As an exporter, you need to make sure shipping and delivery responsibilities are written down and clearly understood. Using international commercial terms (known as incoterms) in contracts can help you do this.
Incoterms are a set of internationally recognised 3-letter trade terms. They describe the practical arrangements for the delivery of goods from sellers to buyers and allocate the obligations, costs and risks between the 2 parties. They are produced by the International Chamber of Commerce (ICC) and updated periodically to reflect changing trade practices.
Elements of a contract
When you are negotiating a contract with a buyer, you’ll need to discuss and agree:
- where the goods will be delivered
- who arranges transport
- who handles and pays for insurance
- who handles customs procedures
- who pays any duties and taxes
For example, an exporter might agree to deliver goods, at the exporter’s expense, to a port in the customer’s country. The customer might then take over responsibility, arranging and paying for customs clearance and delivery to their premises. The exporter might also be responsible for arranging insurance for the goods until they reach the port, but pass this cost on to the customer.
Incoterms are used to ensure these responsibilities and handovers are clearly defined and agreed.
As well as delivery details, the contract should cover payment. This should include what currency payment will be made in, how much will be paid, when payment is due and what payment method will be used.
Contracts for service exporters
Exporters in the services sector cannot use incoterms, as there is no physical product that has to be shipped.
Therefore, when you are negotiating contracts for service provision it is important to define exactly what services you are providing and to what standards.
Commonly used incoterms
The latest version of incoterms, Incoterms 2020, came into effect on 1 January, 2020. The new version is similar to the previous one, Incoterms 2010, but it takes into account developments in commercial practice, and updates the rules to make them easier to use.
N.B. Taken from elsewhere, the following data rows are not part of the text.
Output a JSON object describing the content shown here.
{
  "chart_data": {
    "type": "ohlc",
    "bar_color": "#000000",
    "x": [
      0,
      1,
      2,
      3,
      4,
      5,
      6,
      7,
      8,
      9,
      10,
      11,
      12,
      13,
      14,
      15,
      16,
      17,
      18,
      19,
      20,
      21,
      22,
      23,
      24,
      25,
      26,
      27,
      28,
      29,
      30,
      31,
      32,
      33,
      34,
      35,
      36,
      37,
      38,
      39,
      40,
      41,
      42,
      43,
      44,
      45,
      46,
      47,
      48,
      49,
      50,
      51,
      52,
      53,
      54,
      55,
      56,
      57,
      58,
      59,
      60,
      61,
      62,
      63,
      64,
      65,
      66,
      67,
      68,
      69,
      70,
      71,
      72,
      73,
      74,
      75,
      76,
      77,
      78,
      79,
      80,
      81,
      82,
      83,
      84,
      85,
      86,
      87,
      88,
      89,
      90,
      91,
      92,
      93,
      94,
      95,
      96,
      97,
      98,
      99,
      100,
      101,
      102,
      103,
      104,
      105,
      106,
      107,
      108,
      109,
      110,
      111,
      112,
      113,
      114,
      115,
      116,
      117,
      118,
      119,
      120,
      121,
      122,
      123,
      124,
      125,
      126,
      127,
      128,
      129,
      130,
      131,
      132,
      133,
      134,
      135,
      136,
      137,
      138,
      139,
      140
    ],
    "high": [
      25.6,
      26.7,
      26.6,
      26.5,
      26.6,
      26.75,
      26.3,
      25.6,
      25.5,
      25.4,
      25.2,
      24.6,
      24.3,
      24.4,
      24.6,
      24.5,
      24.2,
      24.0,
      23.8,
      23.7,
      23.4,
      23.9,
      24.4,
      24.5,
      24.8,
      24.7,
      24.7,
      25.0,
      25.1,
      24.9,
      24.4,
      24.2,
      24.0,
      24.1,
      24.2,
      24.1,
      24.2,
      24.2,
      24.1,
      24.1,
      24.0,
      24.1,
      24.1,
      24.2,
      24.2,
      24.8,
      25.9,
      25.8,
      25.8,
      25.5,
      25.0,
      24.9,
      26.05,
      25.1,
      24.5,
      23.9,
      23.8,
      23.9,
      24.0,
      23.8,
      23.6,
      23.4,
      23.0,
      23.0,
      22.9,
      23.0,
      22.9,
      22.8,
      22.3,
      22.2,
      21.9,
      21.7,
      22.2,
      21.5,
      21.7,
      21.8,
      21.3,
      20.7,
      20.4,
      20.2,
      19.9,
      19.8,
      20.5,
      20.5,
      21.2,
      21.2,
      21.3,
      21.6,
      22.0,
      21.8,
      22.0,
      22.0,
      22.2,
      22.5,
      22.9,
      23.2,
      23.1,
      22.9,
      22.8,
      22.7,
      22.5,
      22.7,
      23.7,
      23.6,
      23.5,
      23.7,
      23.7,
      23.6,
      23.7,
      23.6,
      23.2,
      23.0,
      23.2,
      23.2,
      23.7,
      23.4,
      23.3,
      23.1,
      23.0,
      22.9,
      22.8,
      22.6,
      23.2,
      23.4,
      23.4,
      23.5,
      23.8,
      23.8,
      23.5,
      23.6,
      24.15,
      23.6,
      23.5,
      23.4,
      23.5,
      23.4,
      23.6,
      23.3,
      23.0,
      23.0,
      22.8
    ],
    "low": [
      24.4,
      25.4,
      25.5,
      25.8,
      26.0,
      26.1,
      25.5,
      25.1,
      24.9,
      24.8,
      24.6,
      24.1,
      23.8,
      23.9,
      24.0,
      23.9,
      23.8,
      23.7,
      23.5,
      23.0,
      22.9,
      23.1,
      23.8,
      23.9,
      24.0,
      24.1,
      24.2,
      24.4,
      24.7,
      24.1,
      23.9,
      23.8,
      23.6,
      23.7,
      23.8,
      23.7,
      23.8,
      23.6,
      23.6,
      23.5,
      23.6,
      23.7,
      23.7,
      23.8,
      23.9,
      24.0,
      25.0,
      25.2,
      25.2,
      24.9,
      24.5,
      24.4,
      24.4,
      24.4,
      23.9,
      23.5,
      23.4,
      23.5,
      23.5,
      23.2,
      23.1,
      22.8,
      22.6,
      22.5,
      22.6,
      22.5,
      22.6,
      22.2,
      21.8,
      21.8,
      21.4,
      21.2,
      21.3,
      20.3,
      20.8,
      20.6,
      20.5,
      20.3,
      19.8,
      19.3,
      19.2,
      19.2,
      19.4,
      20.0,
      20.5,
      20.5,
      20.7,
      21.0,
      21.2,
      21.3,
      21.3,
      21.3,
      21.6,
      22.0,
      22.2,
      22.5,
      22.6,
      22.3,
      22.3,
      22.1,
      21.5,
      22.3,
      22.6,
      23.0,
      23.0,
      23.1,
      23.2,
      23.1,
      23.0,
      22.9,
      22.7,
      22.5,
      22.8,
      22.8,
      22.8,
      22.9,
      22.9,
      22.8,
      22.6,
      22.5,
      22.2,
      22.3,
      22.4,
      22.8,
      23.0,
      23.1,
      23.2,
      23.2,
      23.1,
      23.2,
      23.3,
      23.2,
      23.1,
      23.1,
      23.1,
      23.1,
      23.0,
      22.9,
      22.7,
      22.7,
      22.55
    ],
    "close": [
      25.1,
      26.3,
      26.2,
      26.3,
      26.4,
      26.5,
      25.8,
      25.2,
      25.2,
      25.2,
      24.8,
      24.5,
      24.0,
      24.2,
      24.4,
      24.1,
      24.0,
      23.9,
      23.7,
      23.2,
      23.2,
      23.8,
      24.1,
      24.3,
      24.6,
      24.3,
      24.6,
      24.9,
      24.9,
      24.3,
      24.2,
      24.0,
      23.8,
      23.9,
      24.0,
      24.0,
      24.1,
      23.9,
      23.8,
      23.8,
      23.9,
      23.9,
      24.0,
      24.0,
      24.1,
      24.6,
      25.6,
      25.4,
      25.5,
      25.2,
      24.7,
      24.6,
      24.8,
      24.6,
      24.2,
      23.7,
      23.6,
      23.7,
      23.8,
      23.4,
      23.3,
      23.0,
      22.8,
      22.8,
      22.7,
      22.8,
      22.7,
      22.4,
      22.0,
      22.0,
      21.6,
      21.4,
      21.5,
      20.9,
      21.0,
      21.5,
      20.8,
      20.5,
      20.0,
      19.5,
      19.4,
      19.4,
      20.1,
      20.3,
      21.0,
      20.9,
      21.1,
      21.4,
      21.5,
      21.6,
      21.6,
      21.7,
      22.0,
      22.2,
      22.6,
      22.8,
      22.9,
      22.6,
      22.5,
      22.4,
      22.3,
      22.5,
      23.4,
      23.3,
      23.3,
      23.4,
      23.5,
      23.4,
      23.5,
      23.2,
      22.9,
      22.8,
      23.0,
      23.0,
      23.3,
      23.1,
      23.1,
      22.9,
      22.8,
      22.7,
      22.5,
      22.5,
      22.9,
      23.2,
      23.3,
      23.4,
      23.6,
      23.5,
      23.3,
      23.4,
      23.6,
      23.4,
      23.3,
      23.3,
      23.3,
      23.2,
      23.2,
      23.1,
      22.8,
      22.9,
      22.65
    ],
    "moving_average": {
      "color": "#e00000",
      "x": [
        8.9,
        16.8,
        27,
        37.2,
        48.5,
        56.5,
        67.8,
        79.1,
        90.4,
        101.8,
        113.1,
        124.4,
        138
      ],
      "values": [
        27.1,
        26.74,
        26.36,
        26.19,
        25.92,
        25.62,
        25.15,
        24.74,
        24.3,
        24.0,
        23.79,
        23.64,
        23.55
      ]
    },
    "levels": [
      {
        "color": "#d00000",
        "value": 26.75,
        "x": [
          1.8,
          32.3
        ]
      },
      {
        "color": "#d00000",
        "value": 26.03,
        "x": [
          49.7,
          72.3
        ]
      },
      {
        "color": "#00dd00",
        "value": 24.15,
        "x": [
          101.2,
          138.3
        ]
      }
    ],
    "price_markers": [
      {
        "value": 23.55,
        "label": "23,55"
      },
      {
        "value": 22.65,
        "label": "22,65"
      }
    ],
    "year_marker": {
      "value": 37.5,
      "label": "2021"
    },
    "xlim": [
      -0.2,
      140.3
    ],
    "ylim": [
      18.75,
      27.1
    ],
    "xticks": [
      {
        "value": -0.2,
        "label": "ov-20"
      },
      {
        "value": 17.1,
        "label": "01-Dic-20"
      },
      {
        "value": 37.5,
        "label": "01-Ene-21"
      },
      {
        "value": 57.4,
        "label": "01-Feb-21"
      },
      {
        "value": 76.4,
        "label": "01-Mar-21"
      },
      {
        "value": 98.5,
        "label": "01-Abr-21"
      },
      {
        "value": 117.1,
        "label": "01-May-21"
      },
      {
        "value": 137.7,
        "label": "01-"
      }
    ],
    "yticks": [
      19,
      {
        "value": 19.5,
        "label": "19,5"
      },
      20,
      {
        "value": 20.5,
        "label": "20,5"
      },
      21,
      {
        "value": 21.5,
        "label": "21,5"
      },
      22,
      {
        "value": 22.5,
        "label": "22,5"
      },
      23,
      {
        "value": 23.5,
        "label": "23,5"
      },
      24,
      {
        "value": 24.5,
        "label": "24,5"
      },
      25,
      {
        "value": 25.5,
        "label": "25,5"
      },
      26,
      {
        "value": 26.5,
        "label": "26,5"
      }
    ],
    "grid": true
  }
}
There are 11 incoterms in Incoterms 2020. The most commonly used are:
1. Ex Works (EXW)
The seller makes the goods available at the seller’s location, so the buyer can take over all the transportation costs and also bears the risks of bringing the goods to their final destination.
2. Free Carrier (FCA)
The seller is responsible for delivery of goods to a named carrier. Responsibility for cost and risk then passes to the buyer.
3. Free Alongside Ship (FAS)
The seller must place the goods alongside the ship at the named UK port. The risk of loss or damage to the goods passes when the goods are alongside the ship, and the buyer bears all the costs from that moment on.
4. Free on Board (FOB)
The seller is responsible for all costs involved in the process up until the goods are loaded on to a vessel at the named UK port. Once goods have been loaded, the buyer is responsible for any costs and risks involved in the onward shipment.
5. Cost and Freight (CFR)
The seller must pay the costs and freight to bring the goods to the overseas port of destination. The buyer pays costs and takes risk from then on.
6. Cost, Insurance and Freight (CIF)
This is the same as CFR. However, the seller must also obtain and pay for the insurance.
The default level of insurance cover under CIF is Institute Cargo Clauses (C). This applies to both 2010 and 2020 Incoterms.
7. Carrier and Insurance Paid to (CIP)
The seller pays for the carriage and insurance to the named overseas destination point, but risk passes when the goods are handed over to the first carrier.
The default level of insurance cover under CIP is Institute Cargo Clauses (A). This is a higher level of cover for CIP than Incoterms 2010, which specified Institute Cargo Clauses (C).
8. Delivered at Place Unloaded (DPU)
The exporter arranges carriage and delivery of the goods, ready for unloading at the named place. The seller is required to unload the goods at this destination.
After the goods’ arrival, the customs clearance in the importing country needs to be completed by the buyer at his own cost and risk, including payment of all customs duties and taxes.
This is a retitling of the Incoterms 2010 term Delivered at Terminal (DAT), making it clear that delivery can happen anywhere, not just at a terminal.
9. Delivered Duty Paid (DDP)
The seller is responsible for delivering the goods to the named place in the country of the buyer, and pays all costs in bringing the goods to the destination.
As of 1 January 2020, trading partners are free to adopt the incoterms revision of their choice. The version you are using should be clearly specified in any commercial contracts.